This last Games cycle has taught many athletes and coaches the importance of prioritizing mental health as much as we prioritize physical health in sport. And for some athletes, that may mean sitting out major competitions—as gymnast Simone Biles elected to do in the Tokyo 2020 Games—and it could even mean quitting a team altogether. Here, TrueSport Expert Nadia Kyba, a social worker and expert in conflict resolution, helps parents understand when it’s important to say yes to your athlete quitting the team, and what questions you should be asking to best support them.
Make sure there’s no danger
It’s important to approach the topic of your child wanting to quit a team with caution. Before we touch on the nuances of quitting due to goal misalignment or personal dissatisfaction, as a parent, it’s critical that you ascertain that your child’s desire to quit isn’t rooted in abuse from a coach or other adult, or bullying from teammates. Start by making sure that there are no signs of abuse or bullying, says Kyba.
Your child should know that they can talk to you about anything, and that you have their best interests and safety at top of mind—not their national ranking or scholarship potential. If there is an issue of abuse or bullying, that’s when your child needs you to step in and protect them by seeking the appropriate help.
Understand your position and interest—and your child’s
Assuming that abuse or bullying isn’t the problem, the next step is to pause and reflect on why your child wants to quit, as well as your personal reasons for wanting them to stay on the team. “Your position is a set solution to a problem and your interests are your needs and what is important to you,” Kyba explains. “But your position and interests may differ from that of your child and it’s critical that you understand your motivations as well as theirs as you discuss the next steps.”

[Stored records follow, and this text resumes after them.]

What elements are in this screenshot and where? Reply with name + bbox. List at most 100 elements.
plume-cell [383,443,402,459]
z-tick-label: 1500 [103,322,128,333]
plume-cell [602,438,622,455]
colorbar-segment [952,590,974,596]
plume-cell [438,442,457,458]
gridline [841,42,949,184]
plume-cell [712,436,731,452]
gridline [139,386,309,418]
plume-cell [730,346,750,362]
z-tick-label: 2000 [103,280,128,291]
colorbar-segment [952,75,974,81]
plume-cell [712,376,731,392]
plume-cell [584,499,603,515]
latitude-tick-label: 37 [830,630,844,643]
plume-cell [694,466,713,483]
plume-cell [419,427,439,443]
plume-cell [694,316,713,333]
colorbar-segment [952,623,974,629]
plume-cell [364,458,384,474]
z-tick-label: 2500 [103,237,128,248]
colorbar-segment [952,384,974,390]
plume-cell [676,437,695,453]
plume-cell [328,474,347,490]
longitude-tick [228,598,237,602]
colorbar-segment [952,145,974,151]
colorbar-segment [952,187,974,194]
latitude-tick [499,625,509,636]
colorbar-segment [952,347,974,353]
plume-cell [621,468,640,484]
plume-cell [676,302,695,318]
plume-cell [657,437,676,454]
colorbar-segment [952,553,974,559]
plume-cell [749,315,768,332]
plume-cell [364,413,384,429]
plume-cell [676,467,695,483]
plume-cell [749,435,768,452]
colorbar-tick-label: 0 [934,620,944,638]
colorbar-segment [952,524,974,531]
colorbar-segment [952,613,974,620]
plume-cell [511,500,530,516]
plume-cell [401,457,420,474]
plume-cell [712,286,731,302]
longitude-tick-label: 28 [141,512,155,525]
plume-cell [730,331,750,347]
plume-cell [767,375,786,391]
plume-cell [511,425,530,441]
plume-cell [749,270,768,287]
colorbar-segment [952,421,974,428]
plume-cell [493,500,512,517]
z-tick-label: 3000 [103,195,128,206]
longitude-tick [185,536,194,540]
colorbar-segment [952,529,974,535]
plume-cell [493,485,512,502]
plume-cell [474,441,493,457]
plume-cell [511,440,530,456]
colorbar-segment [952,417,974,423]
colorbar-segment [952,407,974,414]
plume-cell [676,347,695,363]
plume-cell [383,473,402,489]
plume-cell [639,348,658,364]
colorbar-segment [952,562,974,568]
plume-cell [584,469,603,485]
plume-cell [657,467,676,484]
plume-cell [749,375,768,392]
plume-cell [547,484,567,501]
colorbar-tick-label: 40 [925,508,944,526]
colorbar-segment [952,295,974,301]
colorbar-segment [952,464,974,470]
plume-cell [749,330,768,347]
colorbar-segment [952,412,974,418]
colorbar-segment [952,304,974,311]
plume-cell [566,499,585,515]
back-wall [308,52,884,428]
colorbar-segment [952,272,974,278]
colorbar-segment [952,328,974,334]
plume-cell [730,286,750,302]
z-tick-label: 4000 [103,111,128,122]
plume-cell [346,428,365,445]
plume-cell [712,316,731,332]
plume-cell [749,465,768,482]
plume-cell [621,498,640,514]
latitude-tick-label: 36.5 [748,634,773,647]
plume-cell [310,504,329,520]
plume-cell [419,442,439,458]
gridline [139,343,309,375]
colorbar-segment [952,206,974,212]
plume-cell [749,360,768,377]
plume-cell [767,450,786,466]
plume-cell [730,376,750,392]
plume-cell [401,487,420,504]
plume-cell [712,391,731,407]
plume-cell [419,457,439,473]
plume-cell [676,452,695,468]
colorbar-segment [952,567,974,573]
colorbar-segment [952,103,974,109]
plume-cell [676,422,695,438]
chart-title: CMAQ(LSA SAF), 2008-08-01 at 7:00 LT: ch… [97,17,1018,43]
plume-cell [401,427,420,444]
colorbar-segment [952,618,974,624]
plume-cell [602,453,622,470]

For example, your interest might be in your child getting an athletic scholarship, which means your position is likely to be ‘toughing it out’ and staying with the team. However, your child’s interest may be that he wants to spend more time with friends, and his position is that quitting the team allows him to do that. Neither position or interest is bad or wrong, but if you don’t try to see things from your child’s point of view, communication will be much harder.
Look for other solutions
Ask your child to get creative and list a few ways his or her needs can be met while still staying active. Maybe a solution is finding another team (a travel team versus a school one) or even trying a different sport altogether.
For example, Kyba’s daughter struggled when she wanted to quit soccer. “She loved the sport and all the benefits of being active, but found she was overwhelmed by pressure to succeed,” Kyba recalls. “She was also worried about what other people would think about her and if they would judge her for quitting.”
Eventually, after many family discussions, Kyba’s daughter decided to move to a recreational league and had a blast once she let go of the pressure. Now, as an adult, she still plays recreational soccer. “I think if she just stopped playing soccer altogether—as she at the time saw as the only solution—she wouldn’t be having fun, staying active, and playing today as a young adult. And really, that is the ultimate goal with sport,” Kyba concludes.
Let the decision rest with them
Ultimately, you can listen, you can discuss, and you can present alternatives—but let your child choose for him or herself. “Letting kids make their own decisions is so important from a developmental standpoint, and that’s something that we’ve moved away from allowing as parents,” Kyba says. “When kids don’t have agency, when they aren’t able to make their own decisions, they feel really anxious and they don’t know how to make their own decisions later in life.”
As a parent, Kyba suggests that instead of looking at yourself as the manager or the boss, look at yourself as a “consultant” for your child. Your job is to ask questions about why it is they want to quit, but the final decision rests with them. While it may seem like a decision that you disagree with in the moment, that decision allows your child to develop autonomy and grow as an individual.
Try to look for an alternative—and it may not be a team
While children don’t necessarily need to play a sport on a team to stay happy and healthy, keeping a child physically active is important. Your child shouldn’t be quitting a team and instead spend 10 hours a week in front of the TV or computer instead. “It’s so important for kids to stay in sports or find a physical activity that they do enjoy,” says Kyba.
From a health, longevity, and even social perspective, sport has so much to offer. So, while your child should feel comfortable leaving a team if they decide to, you can try to help them find a new activity. Maybe they need a break from team sport and can try mountain biking with you. Or maybe another team sport is more appealing.
Ultimately, your child should feel comfortable talking to you about their desire to quit a team, and they should feel supported in their ability to make the right decision. It may not be a decision that you agree with in the moment, but if you have a calm conversation, ask questions, and look at a range of solutions, then your child will feel empowered long after this current season is over.